Set theory forms the basis for relational algebra and relational databases, and SQL is the lingua franca of modern RDBMS’s. Even with all the attention given to NoSQL in recent years, the lion share of database usage remains relational. But until recently, nearly all relational database solutions have been limited to the resources of a single node. Not anymore.
This talk is about my team’s journey tackling the challenges of distributing SQL. Specifically in the context of my favorite (open source) database: Postgres. I believe that too many developers spend too much time worrying about scaling their databases. So at Citus Data, we created an extension to Postgres that enables developers to scale out compute, memory, and storage by distributing queries across a cluster of nodes.

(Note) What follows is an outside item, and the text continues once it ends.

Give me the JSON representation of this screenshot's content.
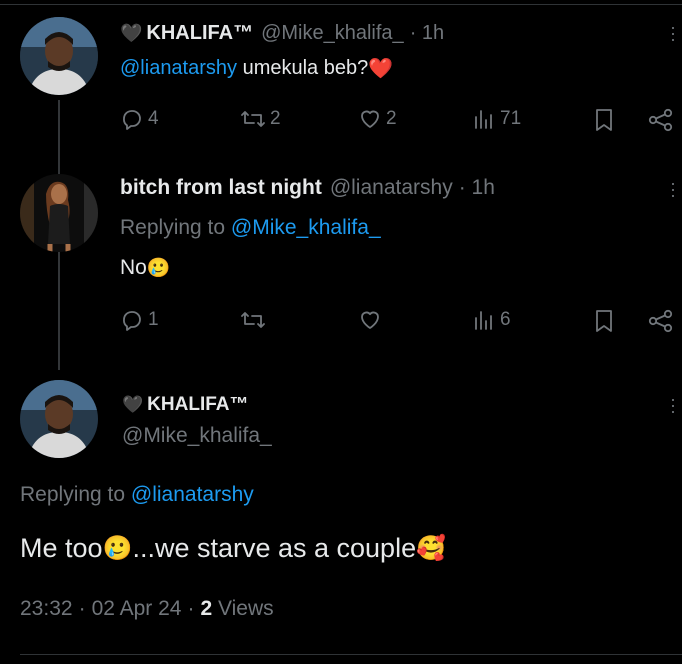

This talk describes the distributed systems challenges we faced at Citus in scaling out Postgres—and how we addressed them. I’ll talk about how we use PostgreSQL’s extension APIs to parallelize queries in a distributed cluster. I’ll cover the architecture of a distributed query planner and specifically how the join order planner has to choose between broadcast, co-located, and repartition joins in order to minimize network I/O. And if there’s time, I’ll walk through the dynamic executor logic that we built. The end result: a distributed database and a lot less time spent worrying about scale.

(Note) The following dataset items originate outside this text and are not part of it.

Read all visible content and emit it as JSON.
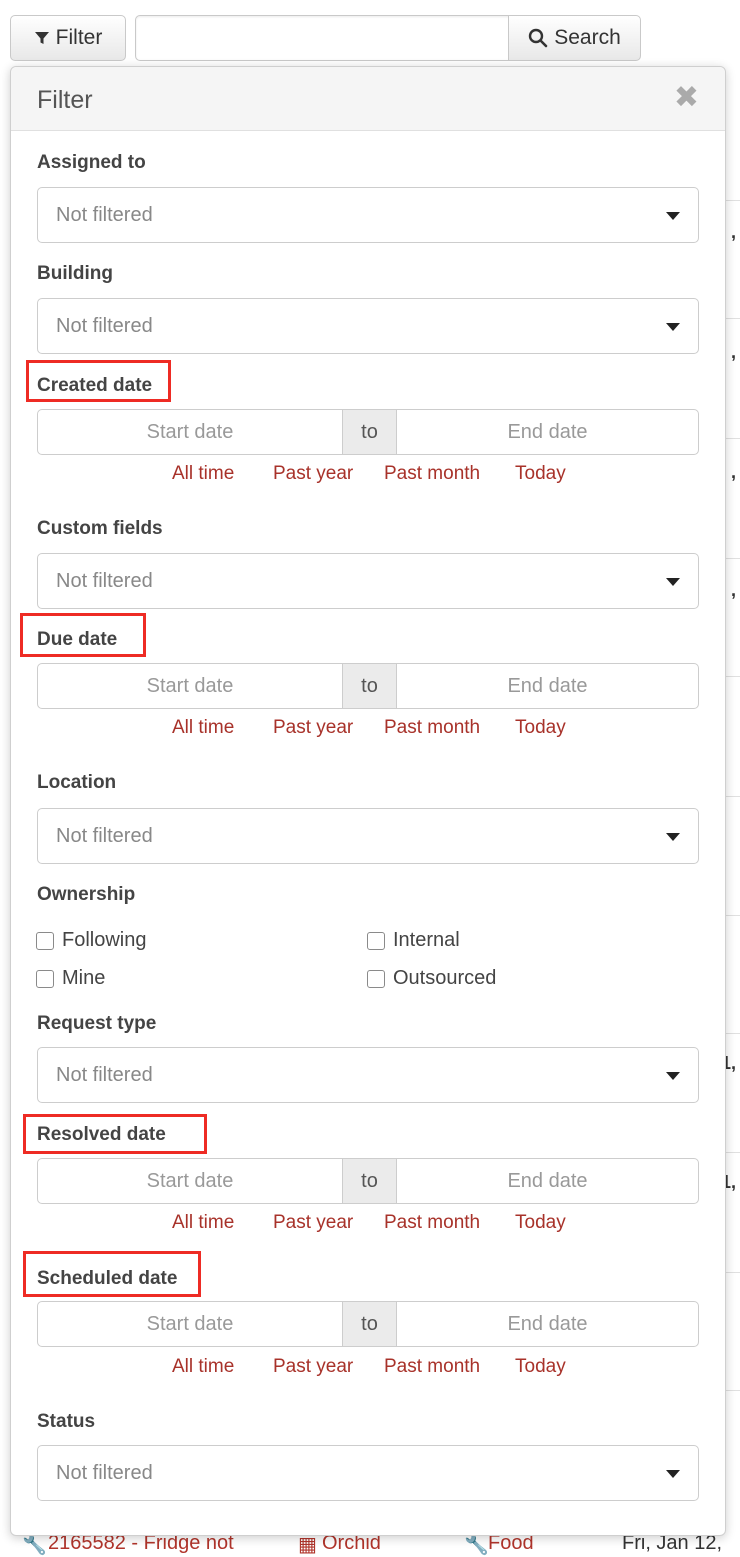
{
  "toolbar": {
    "filter_label": "Filter",
    "search_label": "Search",
    "search_value": ""
  },
  "background": {
    "row_text": {
      "request": "2165582 - Fridge not",
      "building": "Orchid",
      "type": "Food",
      "date": "Fri, Jan 12,"
    },
    "edge_marks": [
      ",",
      ",",
      ",",
      ",",
      "1,",
      "1,"
    ]
  },
  "filter": {
    "title": "Filter",
    "assigned_to": {
      "label": "Assigned to",
      "value": "Not filtered"
    },
    "building": {
      "label": "Building",
      "value": "Not filtered"
    },
    "created_date": {
      "label": "Created date"
    },
    "custom_fields": {
      "label": "Custom fields",
      "value": "Not filtered"
    },
    "due_date": {
      "label": "Due date"
    },
    "location": {
      "label": "Location",
      "value": "Not filtered"
    },
    "ownership": {
      "label": "Ownership",
      "options": [
        "Following",
        "Internal",
        "Mine",
        "Outsourced"
      ]
    },
    "request_type": {
      "label": "Request type",
      "value": "Not filtered"
    },
    "resolved_date": {
      "label": "Resolved date"
    },
    "scheduled_date": {
      "label": "Scheduled date"
    },
    "status": {
      "label": "Status",
      "value": "Not filtered"
    },
    "date_range": {
      "start": "Start date",
      "to": "to",
      "end": "End date"
    },
    "quick_ranges": [
      "All time",
      "Past year",
      "Past month",
      "Today"
    ]
  },
  "colors": {
    "link": "#a8322a",
    "highlight": "#ee2b24"
  }
}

Ozgun is a co-founder and the CTO at Citus Data. Prior to Citus, Ozgun worked as a software developer in the Distributed Systems Engineering team at Amazon. There, he proposed, designed, and implemented novel algorithms on distributed caching and consistency; and also worked on building systems for scalable data analytics. Ozgun earned his M.S. in Computer Science from Stanford University, and his B.S. from Galatasaray University. He also holds patents on distributed cache consistency and load balancing.